Slate shingles, being stone, will not sag over the edge of a roof. They, therefore, do not require a metal drip edge for support and such edgings have never been traditionally used on American slate roofs, except in certain limited situations. These situations may include when a slate roof ties into some types of metal roofs, or perhaps when it ties into some types of built-in metal gutters. Metal edgings have also been used on slate roofs for stylistic reasons — for decoration. In general, however, metal drip edges are not needed on slate roofs.
Then why use a metal drip edge? For three basic reasons:
1) Today, many slate roofs are installed by roofers whose primary work has been with asphalt shingles. They often use decking materials that would be considered sub-standard when compared to traditional wood board slate roof decks. Such sub-standard decking materials include plywoods, particle boards, OSB, and anything that is held together with glue. These decking materials are not as durable as wood boards and can benefit by having their exposed edges protected by a metal edging, both at the drip edge and along the sides of the roof (also known as the gable edges or rakes). Therefore, metal drip edges have become popular for slate roofs among some roofing contractors.

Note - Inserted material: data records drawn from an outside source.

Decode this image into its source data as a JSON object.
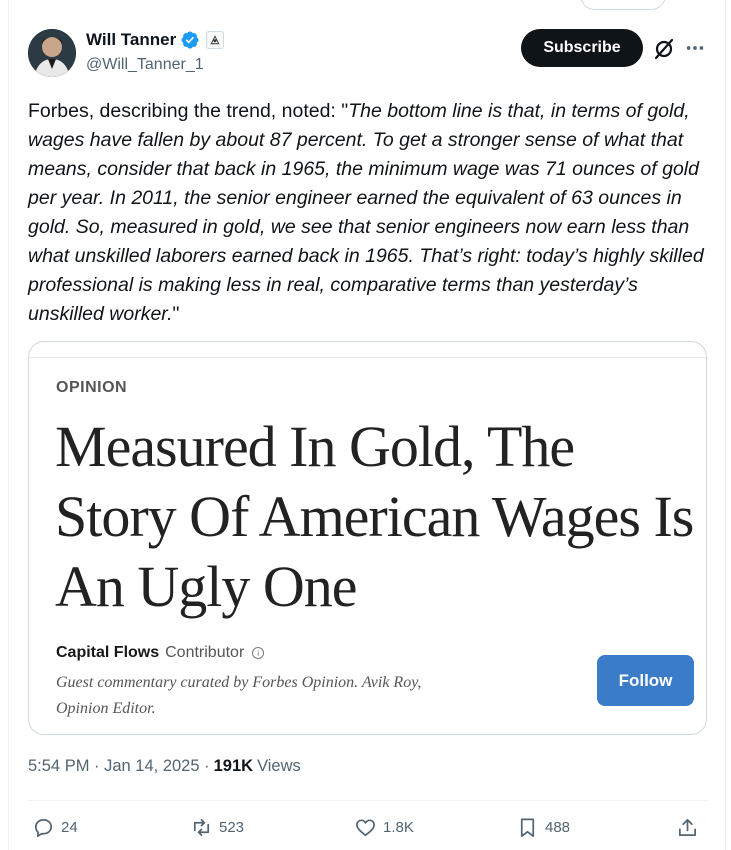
{
  "author": {
    "display_name": "Will Tanner",
    "handle": "@Will_Tanner_1"
  },
  "header_buttons": {
    "subscribe_label": "Subscribe"
  },
  "tweet": {
    "intro": "Forbes, describing the trend, noted: \"",
    "quote": "The bottom line is that, in terms of gold, wages have fallen by about 87 percent. To get a stronger sense of what that means, consider that back in 1965, the minimum wage was 71 ounces of gold per year. In 2011, the senior engineer earned the equivalent of 63 ounces in gold. So, measured in gold, we see that senior engineers now earn less than what unskilled laborers earned back in 1965. That’s right: today’s highly skilled professional is making less in real, comparative terms than yesterday’s unskilled worker.",
    "closing": "\""
  },
  "card": {
    "section": "OPINION",
    "headline": "Measured In Gold, The Story Of American Wages Is An Ugly One",
    "author_name": "Capital Flows",
    "author_role": "Contributor",
    "guest_note": "Guest commentary curated by Forbes Opinion. Avik Roy, Opinion Editor.",
    "follow_label": "Follow"
  },
  "meta": {
    "time": "5:54 PM · Jan 14, 2025 ·",
    "views_count": "191K",
    "views_label": "Views"
  },
  "actions": {
    "replies": "24",
    "reposts": "523",
    "likes": "1.8K",
    "bookmarks": "488"
  },
  "colors": {
    "verified_blue": "#1d9bf0",
    "follow_blue": "#3a7cc8",
    "subscribe_black": "#0f1419",
    "muted_text": "#536471"
  }
}
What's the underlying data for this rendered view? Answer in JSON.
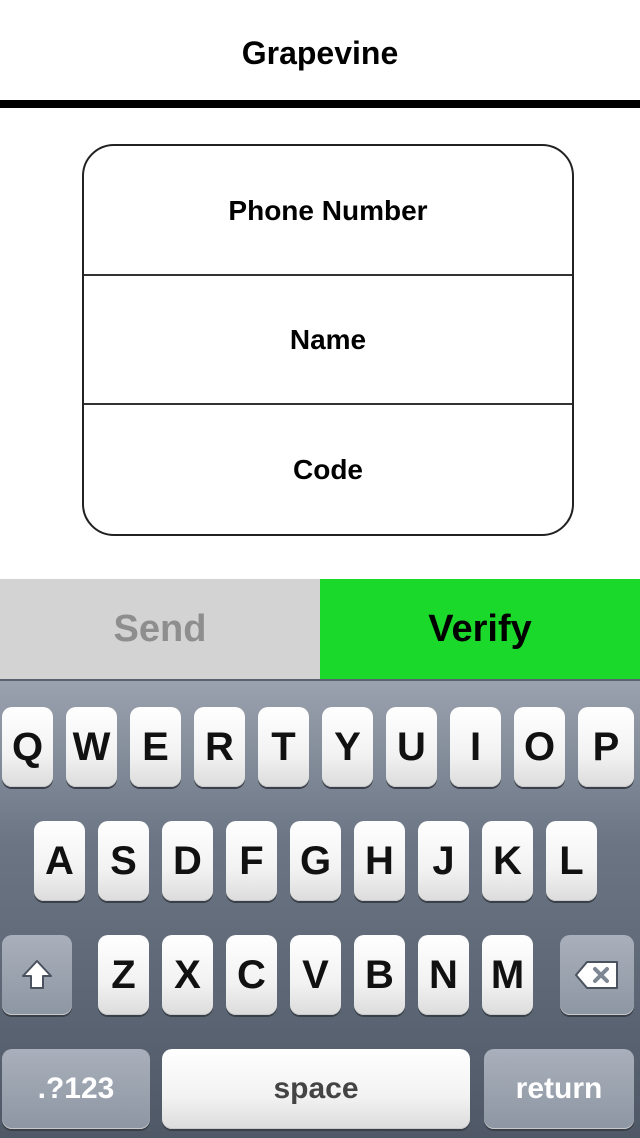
{
  "nav": {
    "title": "Grapevine"
  },
  "form": {
    "fields": [
      {
        "placeholder": "Phone Number"
      },
      {
        "placeholder": "Name"
      },
      {
        "placeholder": "Code"
      }
    ]
  },
  "actions": {
    "send_label": "Send",
    "verify_label": "Verify",
    "send_color": "#d3d3d3",
    "verify_color": "#1bd92b"
  },
  "keyboard": {
    "row1": [
      "Q",
      "W",
      "E",
      "R",
      "T",
      "Y",
      "U",
      "I",
      "O",
      "P"
    ],
    "row2": [
      "A",
      "S",
      "D",
      "F",
      "G",
      "H",
      "J",
      "K",
      "L"
    ],
    "row3": [
      "Z",
      "X",
      "C",
      "V",
      "B",
      "N",
      "M"
    ],
    "shift_icon": "shift-icon",
    "backspace_icon": "backspace-icon",
    "numbers_label": ".?123",
    "space_label": "space",
    "return_label": "return"
  }
}
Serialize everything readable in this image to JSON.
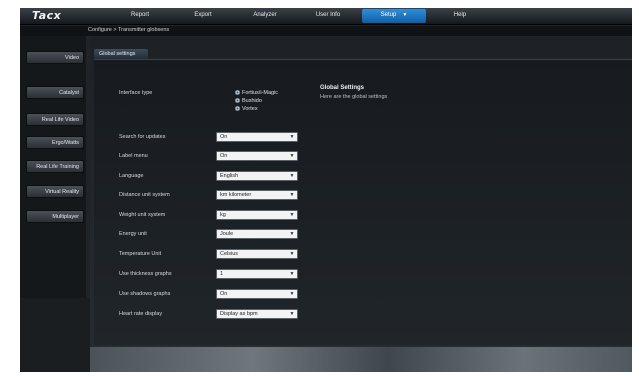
{
  "app": {
    "logo": "Tacx"
  },
  "menu": [
    {
      "label": "Report"
    },
    {
      "label": "Export"
    },
    {
      "label": "Analyzer"
    },
    {
      "label": "User Info"
    },
    {
      "label": "Setup",
      "active": true
    },
    {
      "label": "Help"
    }
  ],
  "breadcrumb": "Configure > Transmitter globsens",
  "sidebar": [
    {
      "label": "Video"
    },
    {
      "label": "Catalyst"
    },
    {
      "label": "Real Life Video"
    },
    {
      "label": "Ergo/Watts"
    },
    {
      "label": "Real Life Training"
    },
    {
      "label": "Virtual Reality"
    },
    {
      "label": "Multiplayer"
    }
  ],
  "tab": {
    "label": "Global settings"
  },
  "interface": {
    "label": "Interface type",
    "options": [
      {
        "label": "Fortius/i-Magic",
        "selected": true
      },
      {
        "label": "Bushido",
        "selected": false
      },
      {
        "label": "Vortex",
        "selected": false
      }
    ]
  },
  "settings": [
    {
      "label": "Search for updates",
      "value": "On"
    },
    {
      "label": "Label menu",
      "value": "On"
    },
    {
      "label": "Language",
      "value": "English"
    },
    {
      "label": "Distance unit system",
      "value": "km kilometer"
    },
    {
      "label": "Weight unit system",
      "value": "kg"
    },
    {
      "label": "Energy unit",
      "value": "Joule"
    },
    {
      "label": "Temperature Unit",
      "value": "Celsius"
    },
    {
      "label": "Use thickness graphs",
      "value": "1"
    },
    {
      "label": "Use shadows graphs",
      "value": "On"
    },
    {
      "label": "Heart rate display",
      "value": "Display as bpm"
    }
  ],
  "global_settings": {
    "title": "Global Settings",
    "description": "Here are the global settings"
  },
  "colors": {
    "accent": "#1f74bd",
    "background": "#202428",
    "input": "#f2f3f4"
  },
  "icons": {
    "dropdown": "chevron-down-icon",
    "radio": "radio-icon"
  }
}
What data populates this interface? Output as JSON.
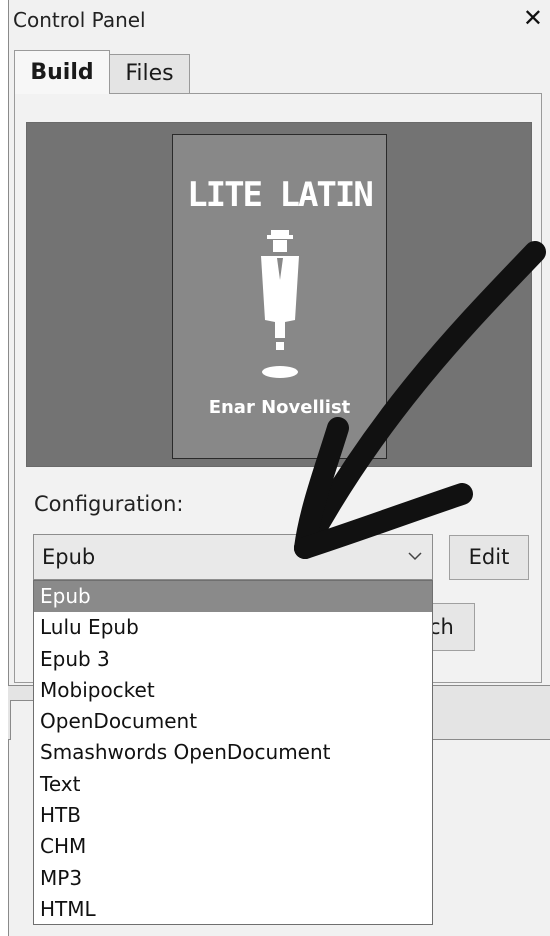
{
  "window": {
    "title": "Control Panel",
    "close_glyph": "✕"
  },
  "tabs": [
    {
      "label": "Build",
      "active": true
    },
    {
      "label": "Files",
      "active": false
    }
  ],
  "cover": {
    "title": "LITE LATIN",
    "author": "Enar Novellist"
  },
  "configuration": {
    "label": "Configuration:",
    "selected": "Epub",
    "edit_label": "Edit",
    "hidden_button_partial": "ch"
  },
  "dropdown": {
    "options": [
      "Epub",
      "Lulu Epub",
      "Epub 3",
      "Mobipocket",
      "OpenDocument",
      "Smashwords OpenDocument",
      "Text",
      "HTB",
      "CHM",
      "MP3",
      "HTML"
    ],
    "selected_index": 0
  },
  "colors": {
    "selected_option_bg": "#8a8a8a",
    "preview_bg": "#737373",
    "arrow": "#111111"
  },
  "icons": [
    "close-icon",
    "chevron-down-icon",
    "figure-icon"
  ]
}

2) In addition, some contractors and building owners like the look of a copper edging on a roof system. It adds a rich appearance that complements the slate and the copper flashings. The small additional cost of copper roof edgings can add a measure of protection as well as additional quality to a slate roof installation.
3) When copper roof edgings are used on a slate roof installation, the standard wooden cant strip that is required at the starter course along the eaves can be completely eliminated and replaced with a copper roof edging that has the cant built right into it. This creates a permanent copper cant strip that is quickly and easily installed. Many inexperienced roofers forget to install the cant strip in the first place. By using a copper edge with a built-in cant, they can’t go wrong (no pun intended).
Are slate roof drip edges different from standard asphalt shingle drip edges? YES! Standard asphalt shingle drip edges are designed to prop up the shingles so they don’t sag over the edge of the roof. Slates don’t sag, but they also don’t lie flat on the roof surface like asphalt shingles. Every slate is lying at an angle on the roof. This means that the part of the metal edging that extends up the roof deck will be serving no support purpose on a slate roof because such an extension will not even come in contact with the slate. The rigid slate shingles create their own “drip edge” so the metal edging’s primary purpose is to protect the roof edge, not support the shingles. Therefore, a slate roof “drip edge” will not have the horizontal lip extension that is needed on asphalt shingle drip edges (see illustrations above). This does not mean that asphalt shingle drip edges with the horizontal lip cannot be used on slate roofs — they can. But a metal edging made specifically for slate roofs will not have the horizontal lip, which serves no practical purpose.